Labors beobachten Entwicklungen routinemäßig
Allerdings ist das zwar bemerkenswert, für Experten aber keine besondere Überraschung. Der niederösterreichische Bakteriologe Michael Sturm: "Ich würde das nicht überbewerten." Eine Problematik könnte sich allerdings ergeben, wenn das Resistenzgen auf andere Bakterien, zum Beispiel Streptokokken, überwechsle.

Dazu auch Petra Apfalter von der Nationalen Referenzzentrale für Antibiotikaresistenz in Linz: "Unangenehm ist, dass man dann nur wenige andere Antibiotika zur Behandlung zur Verfügung hat." Die aber gibt es mit dem neueren Spitalsantibiotikum Tigecyclin und dem Antibiotikum Colistin, das nur im Darm wirkt und nicht in den Körper aufgenommen wird, durchaus. Apfalter: "Die österreichischen Labors schauen schon seit Jahren routinemäßig auf solche Entwicklungen." Und wenn man nachforsche, finde man solche Bakterien eben früher oder später. Wichtig sei es, sie unter Kontrolle zu halten.

Ministerium empfiehlt besondere Vorsicht
Das Neu Delhi Metallo-Beta-Laktamase-Gen-1 (kurz: NDM-1) ist für die Produktion eines speziellen Beta-Laktamase-Gens in den Bakterien verantwortlich, welches Antibiotika "knackt" bzw. abbaut.

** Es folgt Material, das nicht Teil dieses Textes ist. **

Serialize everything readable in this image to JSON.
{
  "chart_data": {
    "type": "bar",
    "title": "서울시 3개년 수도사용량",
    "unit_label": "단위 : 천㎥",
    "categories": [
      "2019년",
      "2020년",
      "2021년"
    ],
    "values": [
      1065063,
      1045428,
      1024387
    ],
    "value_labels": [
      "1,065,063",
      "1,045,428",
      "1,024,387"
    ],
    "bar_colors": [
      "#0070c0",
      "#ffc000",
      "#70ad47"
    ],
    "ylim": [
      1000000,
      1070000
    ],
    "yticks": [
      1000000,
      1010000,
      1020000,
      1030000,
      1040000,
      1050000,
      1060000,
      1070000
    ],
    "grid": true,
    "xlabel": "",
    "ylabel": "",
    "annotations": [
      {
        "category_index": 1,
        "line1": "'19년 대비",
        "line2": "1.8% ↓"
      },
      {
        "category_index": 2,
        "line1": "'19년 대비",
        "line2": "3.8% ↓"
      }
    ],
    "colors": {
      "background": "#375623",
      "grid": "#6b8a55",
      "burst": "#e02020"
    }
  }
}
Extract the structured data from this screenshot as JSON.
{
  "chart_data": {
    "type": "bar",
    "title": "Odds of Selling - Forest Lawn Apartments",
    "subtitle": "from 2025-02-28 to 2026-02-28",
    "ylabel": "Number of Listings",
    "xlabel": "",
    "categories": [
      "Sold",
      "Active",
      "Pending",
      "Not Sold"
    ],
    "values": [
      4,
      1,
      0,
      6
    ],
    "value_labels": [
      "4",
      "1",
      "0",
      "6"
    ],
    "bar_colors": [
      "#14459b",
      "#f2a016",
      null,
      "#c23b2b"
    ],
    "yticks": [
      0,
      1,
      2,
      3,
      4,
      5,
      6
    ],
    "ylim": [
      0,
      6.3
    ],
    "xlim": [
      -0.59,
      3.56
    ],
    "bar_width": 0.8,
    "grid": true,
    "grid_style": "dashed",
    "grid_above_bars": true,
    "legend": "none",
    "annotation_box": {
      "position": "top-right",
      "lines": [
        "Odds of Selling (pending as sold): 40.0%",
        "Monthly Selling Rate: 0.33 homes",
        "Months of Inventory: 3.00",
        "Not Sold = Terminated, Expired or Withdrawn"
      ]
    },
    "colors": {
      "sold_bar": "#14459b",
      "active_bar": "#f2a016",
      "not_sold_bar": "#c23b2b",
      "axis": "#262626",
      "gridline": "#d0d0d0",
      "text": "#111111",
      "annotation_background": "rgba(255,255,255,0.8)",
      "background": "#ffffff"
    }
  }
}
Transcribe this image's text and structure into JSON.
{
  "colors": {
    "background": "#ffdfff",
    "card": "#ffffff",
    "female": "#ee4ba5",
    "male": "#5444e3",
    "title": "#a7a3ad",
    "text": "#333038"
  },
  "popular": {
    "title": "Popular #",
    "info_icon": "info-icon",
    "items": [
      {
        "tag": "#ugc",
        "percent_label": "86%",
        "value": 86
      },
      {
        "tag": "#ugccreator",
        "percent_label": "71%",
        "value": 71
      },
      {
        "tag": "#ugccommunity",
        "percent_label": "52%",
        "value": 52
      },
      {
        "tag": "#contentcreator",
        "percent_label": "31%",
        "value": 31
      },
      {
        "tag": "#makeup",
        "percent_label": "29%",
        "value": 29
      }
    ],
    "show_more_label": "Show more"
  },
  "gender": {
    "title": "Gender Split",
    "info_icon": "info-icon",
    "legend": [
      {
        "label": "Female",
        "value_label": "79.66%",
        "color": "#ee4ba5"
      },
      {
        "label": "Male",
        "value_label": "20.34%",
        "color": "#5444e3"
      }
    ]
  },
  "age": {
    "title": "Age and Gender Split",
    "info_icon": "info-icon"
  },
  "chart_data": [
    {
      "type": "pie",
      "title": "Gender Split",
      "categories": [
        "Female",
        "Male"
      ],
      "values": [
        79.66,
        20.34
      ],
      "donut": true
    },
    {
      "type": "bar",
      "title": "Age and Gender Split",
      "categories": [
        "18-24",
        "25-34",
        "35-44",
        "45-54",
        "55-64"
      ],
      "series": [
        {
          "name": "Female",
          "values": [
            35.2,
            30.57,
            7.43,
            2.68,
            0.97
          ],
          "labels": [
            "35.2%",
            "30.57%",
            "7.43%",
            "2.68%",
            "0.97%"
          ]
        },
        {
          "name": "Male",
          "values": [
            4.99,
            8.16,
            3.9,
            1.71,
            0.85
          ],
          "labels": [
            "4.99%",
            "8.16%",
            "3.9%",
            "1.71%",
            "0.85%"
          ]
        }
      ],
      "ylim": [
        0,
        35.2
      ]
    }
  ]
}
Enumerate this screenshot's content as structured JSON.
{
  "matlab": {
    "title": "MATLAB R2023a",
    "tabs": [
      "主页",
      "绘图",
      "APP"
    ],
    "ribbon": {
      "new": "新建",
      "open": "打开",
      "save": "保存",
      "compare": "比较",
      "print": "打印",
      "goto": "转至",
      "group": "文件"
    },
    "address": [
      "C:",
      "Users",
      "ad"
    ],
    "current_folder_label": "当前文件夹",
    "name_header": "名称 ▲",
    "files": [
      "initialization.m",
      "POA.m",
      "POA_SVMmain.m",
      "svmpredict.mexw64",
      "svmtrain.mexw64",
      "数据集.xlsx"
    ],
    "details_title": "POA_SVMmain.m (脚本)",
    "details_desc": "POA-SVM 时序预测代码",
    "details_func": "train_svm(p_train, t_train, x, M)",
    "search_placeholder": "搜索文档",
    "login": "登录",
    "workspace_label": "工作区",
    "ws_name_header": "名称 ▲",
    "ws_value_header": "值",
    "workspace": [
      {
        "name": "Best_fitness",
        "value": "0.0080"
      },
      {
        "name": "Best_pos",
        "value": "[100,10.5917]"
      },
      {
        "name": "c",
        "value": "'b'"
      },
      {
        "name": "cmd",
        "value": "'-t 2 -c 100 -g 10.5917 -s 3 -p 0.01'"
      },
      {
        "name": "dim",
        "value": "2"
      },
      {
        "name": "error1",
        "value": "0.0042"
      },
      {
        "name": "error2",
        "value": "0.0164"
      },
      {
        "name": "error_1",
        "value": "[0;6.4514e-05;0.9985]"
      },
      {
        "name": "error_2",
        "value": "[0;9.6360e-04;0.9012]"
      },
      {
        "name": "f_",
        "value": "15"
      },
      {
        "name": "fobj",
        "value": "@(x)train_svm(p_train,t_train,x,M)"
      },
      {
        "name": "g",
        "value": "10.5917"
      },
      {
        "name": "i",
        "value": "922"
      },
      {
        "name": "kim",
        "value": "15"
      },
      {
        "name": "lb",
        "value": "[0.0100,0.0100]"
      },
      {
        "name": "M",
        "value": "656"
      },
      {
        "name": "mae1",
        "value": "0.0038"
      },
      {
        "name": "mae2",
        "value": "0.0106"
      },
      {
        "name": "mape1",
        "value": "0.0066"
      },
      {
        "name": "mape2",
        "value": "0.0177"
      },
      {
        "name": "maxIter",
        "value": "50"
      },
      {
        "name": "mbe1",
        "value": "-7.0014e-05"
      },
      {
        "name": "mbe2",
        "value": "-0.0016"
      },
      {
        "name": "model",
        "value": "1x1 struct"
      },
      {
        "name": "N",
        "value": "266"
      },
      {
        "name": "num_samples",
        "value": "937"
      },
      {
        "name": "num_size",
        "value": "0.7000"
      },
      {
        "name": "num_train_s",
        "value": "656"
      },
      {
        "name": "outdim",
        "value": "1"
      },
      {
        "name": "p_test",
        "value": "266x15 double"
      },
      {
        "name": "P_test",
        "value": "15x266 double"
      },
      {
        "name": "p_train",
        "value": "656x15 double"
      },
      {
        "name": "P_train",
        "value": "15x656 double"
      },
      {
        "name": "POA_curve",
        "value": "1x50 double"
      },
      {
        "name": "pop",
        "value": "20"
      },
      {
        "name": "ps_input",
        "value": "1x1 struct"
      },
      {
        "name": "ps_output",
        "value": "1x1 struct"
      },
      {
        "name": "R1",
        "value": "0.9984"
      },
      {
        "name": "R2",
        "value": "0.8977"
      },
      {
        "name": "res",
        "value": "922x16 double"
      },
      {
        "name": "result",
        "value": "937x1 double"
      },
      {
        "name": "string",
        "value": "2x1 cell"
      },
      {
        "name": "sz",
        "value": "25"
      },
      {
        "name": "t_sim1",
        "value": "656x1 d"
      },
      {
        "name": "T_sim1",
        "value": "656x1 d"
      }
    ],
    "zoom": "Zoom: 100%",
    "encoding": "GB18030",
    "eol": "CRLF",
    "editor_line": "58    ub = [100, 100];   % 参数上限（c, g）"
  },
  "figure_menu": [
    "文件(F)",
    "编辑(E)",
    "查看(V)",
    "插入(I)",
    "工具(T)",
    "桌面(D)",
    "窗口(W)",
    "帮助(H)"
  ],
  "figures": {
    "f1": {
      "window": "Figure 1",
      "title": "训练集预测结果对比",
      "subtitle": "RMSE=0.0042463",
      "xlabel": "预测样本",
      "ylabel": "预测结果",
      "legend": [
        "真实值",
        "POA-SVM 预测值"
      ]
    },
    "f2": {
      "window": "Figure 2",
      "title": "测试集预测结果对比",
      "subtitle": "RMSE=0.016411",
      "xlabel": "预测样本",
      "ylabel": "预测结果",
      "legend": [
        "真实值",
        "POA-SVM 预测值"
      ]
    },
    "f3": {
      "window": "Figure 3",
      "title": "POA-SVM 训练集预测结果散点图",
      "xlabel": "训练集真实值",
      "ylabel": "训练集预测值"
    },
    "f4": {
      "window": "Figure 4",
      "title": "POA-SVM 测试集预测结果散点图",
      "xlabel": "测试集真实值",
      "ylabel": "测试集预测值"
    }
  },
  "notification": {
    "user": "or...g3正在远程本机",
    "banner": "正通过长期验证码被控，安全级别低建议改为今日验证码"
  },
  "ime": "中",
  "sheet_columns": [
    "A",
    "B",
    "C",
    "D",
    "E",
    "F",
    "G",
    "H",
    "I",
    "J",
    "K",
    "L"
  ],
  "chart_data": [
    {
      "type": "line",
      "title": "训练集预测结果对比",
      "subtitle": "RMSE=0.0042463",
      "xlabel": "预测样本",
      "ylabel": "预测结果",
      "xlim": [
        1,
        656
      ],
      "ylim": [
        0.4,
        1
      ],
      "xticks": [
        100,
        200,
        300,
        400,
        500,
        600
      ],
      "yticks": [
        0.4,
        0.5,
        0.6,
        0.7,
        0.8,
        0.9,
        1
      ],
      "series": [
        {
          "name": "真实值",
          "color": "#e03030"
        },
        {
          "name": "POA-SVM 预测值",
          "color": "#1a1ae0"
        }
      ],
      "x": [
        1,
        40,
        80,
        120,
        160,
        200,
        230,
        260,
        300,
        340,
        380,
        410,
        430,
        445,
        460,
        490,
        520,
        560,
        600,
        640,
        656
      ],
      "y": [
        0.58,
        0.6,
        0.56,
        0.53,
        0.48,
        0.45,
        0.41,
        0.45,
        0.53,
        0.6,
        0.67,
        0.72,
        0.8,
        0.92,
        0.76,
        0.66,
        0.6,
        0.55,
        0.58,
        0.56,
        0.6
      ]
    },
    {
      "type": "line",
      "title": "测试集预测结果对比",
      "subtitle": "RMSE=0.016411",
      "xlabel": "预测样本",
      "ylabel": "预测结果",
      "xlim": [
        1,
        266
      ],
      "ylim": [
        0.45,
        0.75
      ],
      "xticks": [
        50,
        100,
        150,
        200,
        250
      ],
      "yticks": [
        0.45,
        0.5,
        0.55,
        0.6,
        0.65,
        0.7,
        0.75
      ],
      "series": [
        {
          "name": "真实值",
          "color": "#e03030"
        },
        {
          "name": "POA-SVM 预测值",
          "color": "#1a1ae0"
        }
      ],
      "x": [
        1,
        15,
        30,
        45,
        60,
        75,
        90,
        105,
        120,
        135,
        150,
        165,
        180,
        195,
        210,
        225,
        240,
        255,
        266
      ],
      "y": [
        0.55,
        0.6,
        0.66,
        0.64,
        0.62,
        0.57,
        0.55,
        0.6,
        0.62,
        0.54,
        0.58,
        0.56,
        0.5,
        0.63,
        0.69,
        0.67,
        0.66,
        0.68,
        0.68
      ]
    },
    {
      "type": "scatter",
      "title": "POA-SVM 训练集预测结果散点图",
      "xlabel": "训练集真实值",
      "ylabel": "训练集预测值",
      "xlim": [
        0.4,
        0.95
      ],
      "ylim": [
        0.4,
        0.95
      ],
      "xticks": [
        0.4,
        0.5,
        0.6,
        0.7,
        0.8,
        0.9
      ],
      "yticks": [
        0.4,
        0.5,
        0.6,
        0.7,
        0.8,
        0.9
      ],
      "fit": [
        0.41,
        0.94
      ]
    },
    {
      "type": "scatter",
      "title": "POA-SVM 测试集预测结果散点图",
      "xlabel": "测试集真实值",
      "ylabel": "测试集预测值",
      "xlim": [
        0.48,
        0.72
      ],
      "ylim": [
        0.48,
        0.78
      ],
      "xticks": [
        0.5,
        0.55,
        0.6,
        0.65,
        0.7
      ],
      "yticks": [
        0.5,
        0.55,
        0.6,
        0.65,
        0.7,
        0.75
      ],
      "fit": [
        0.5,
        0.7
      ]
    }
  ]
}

Um zu vermeiden, dass sich resistente Stämme in Österreich etablieren hat das Gesundheitsministerium empfohlen, bei Patienten nach Reisen in Indien und Pakistan und allen anderen Patienten, die zu Verdacht Anlass geben, angemessene krankenhaushygienische Maßnahmen einzuleiten und ein Screening bei diesen Personen und deren engen Kontaktpersonen vorzunehmen.

Die resistenten Bakterien können für Mediziner dann zum Alptraum werden, wenn die Bekämpfung durch Mutationen besonders schwierig wird bzw. nicht die geeigneten Medikamente zur Verfügung stehen. Für besonders geschwächte Patienten kann eine Infektion u.U. tödlich enden. Zum anderen macht das Enzym NDM-1 die Bakterien gerade gegen die Carbapeneme genannte Sorte von Antibiotika resistent, die bei solchen multiresistenten Keimen bislang noch gut wirken. Und zum Dritten liegt das Gen auf einem mobilen genetischen Element. Dadurch kann es - auch speziesübergreifend - von Bakterium zu Bakterium weitergegeben werden und sich so auch auf andere Erreger verbreiten.

Gute Nachricht bis dato: Die Bakterien, in denen man bisher NDM-1 gefunden habe, machten normalerweise nicht krank. Sie kommen typischerweise in der Darmflora vor, ohne krank zu machen.